2012 Will Be All About the Data, and How We Manage It

… Just as Julie Andrews taught us in Sound of Music (yes geeks can still like musicals), let’s start at the very beginning, which in this case is the data. We have all seen the stats about the astronomical data growth. IDC says we will be in the Zettabytes by the year 2020, and other experts think that will happen more quickly. Even if you are not dealing with “big data,” everyone in the coming year will face a cascading rise of digital data across a wide range of device types, networks and users… Continuation from Part 1

Creating Trusted Data Networks Part 2

This reminds me of conversations I used to have in the network security field regarding secure mobile access. At that time, IT managers were faced with a growing mobile workforce, which demanded access to the network from anywhere, anytime and from any number of mobile devices. Network administrators quickly realized that the old “castle and moat” security model wasn’t working, because there truly was no way to lock down the network and prevent holes in the firewall, while still enabling the business. This was the start of the new world of business technology where IT had to demonstrate how it was enabling the business and helping it succeed, beyond just keeping the business running.

With the so-called “deperimeterization” of the network, the focus was on access to and protection of the data. So, the perimeter moved inward and security was designed to protect applications and information those employees and others needed to access easily.
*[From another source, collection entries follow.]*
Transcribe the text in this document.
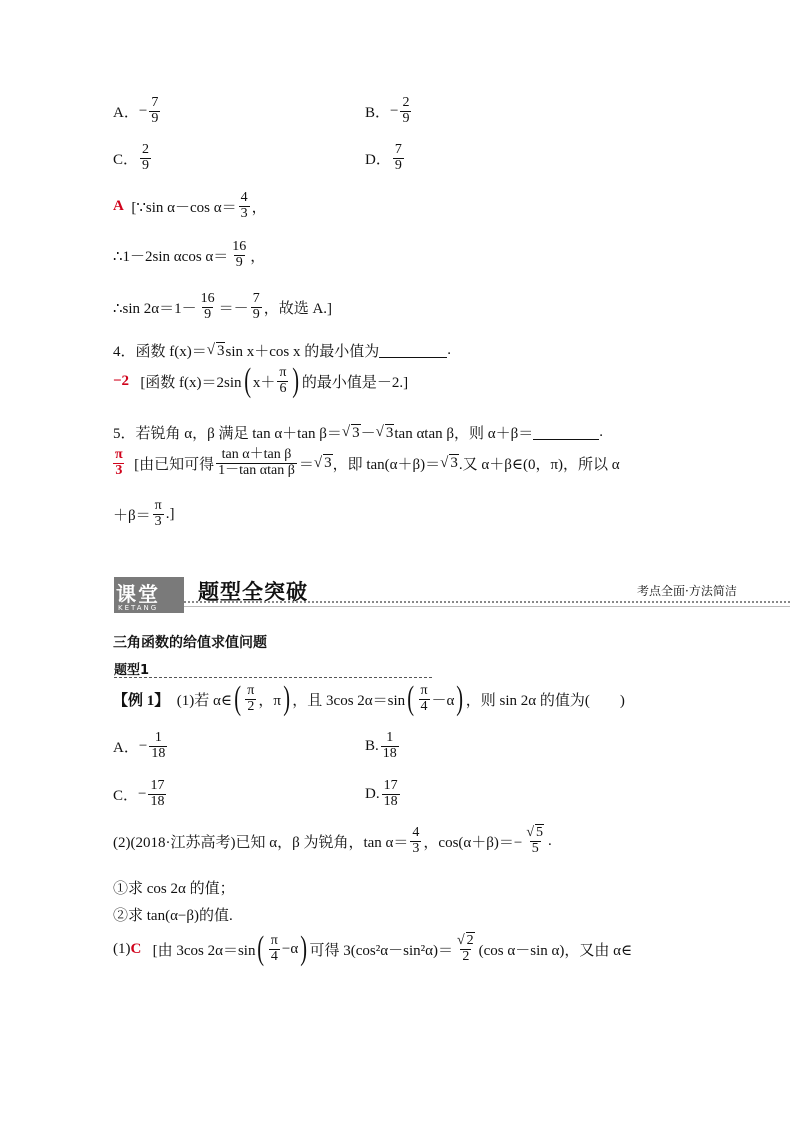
A． − $\frac{7}{9}$	B． − $\frac{2}{9}$
C． $\frac{2}{9}$	D． $\frac{7}{9}$
A
[∵sin α－cos $\alpha= \frac{4}{3}$ ，
∴1－2sin αcos $\alpha= \frac{16}{9}$ ，
∴sin $2\alpha=1- \frac{16}{9} =- \frac{7}{9}$ ，故选 A.]
4．函数 f(x)＝ √ 3 sin x＋cos x 的最小值为	.
−2
[函数 f(x)＝2sin ( $x+ \frac{\pi}{6}$ ) 的最小值是－2.]
5．若锐角 α，β 满足 tan α＋tan β＝ √ 3 － √ 3 tan αtan β，则 α＋β＝	.
$\frac{\pi}{3}$
[由已知可得 $\frac{\text{tan α＋tan β}}{\text{1－tan αtan β}}$ ＝ √ 3 ，即 tan(α＋β)＝ √ 3 .又 α＋β∈(0，π)，所以 α
$+\beta= \frac{\pi}{3}$ .]
课堂
KETANG
题型全突破	考点全面·方法简洁
三角函数的给值求值问题
题型1
【例 1】
(1)若 α∈ ( $\frac{\pi}{2}$ ，π ) ，且 3cos 2α＝sin ( $\frac{\pi}{4} -\alpha$ ) ，则 sin 2α 的值为(　　)
A． − $\frac{1}{18}$	B. $\frac{1}{18}$
C． − $\frac{17}{18}$	D. $\frac{17}{18}$
(2)(2018·江苏高考)已知 α，β 为锐角，$\tan \alpha= \frac{4}{3}$ ，$\cos(\alpha+\beta)=- \frac{√ 5}{5}$ .
①求 cos 2α 的值；
②求 tan(α−β)的值.
(1) C
[由 3cos 2α＝sin ( $\frac{\pi}{4} -\alpha$ ) 可得 $3(\cos^2\alpha-\sin^2\alpha)= \frac{√ 2}{2} (\cos$ α－sin α)，又由 α∈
The same is true for the cloud and our overall data management strategy: see the cloud as an extension of your on-premise infrastructure and holistically architect your model to ensure data security and secure access to that information.

In creating trusted data networks, you’ll need to answer these questions, and obviously there can be many steps and processes involved in answering these questions and getting control, so please forgive the oversimplification:

  • What is my mission critical and business critical data?
  • Where is that data today?
  • How am I protecting that data?
  • Who needs access to the data?
  • How do I “trust” those accessing the data are authorized and authenticated?
  • How do I ensure a single source of “truth” for my data?

As we move forward, the idea of networks of trust can be applied across clouds and on-premise infrastructure. The vision is to have the ability to move information and business processes seamlessly across areas of your environment that encompasses both on-premise and the cloud. Think of this as taking the concept of SOA to the cloud, where you have a federated layer of information that is accessible by everyone in your “community”, whether internal or external.

With trusted cloud networks, you gain the ability to:

  • Connect and share information across clouds and users
  • Create or leverage cloud connectivity brokers
  • Create areas of federated services with controlled access
  • Establish SOA in the cloud for inter-enterprise information exchange
  • Ensure backup disaster recovery for all your data in case of an outage (of either your on-premise or cloud environment)

In 2012, the hype around the cloud will continue, but it will be more mature as we take an overall view of our infrastructure and focus more on creating networks of trust rather than viewing our on-premise and cloud environments as separate entities. This will not be accomplished overnight and requires centralized policies, management, analytics and integration. However, each step we take in this direction will prepare us for what appears to be a never-ending flood of data.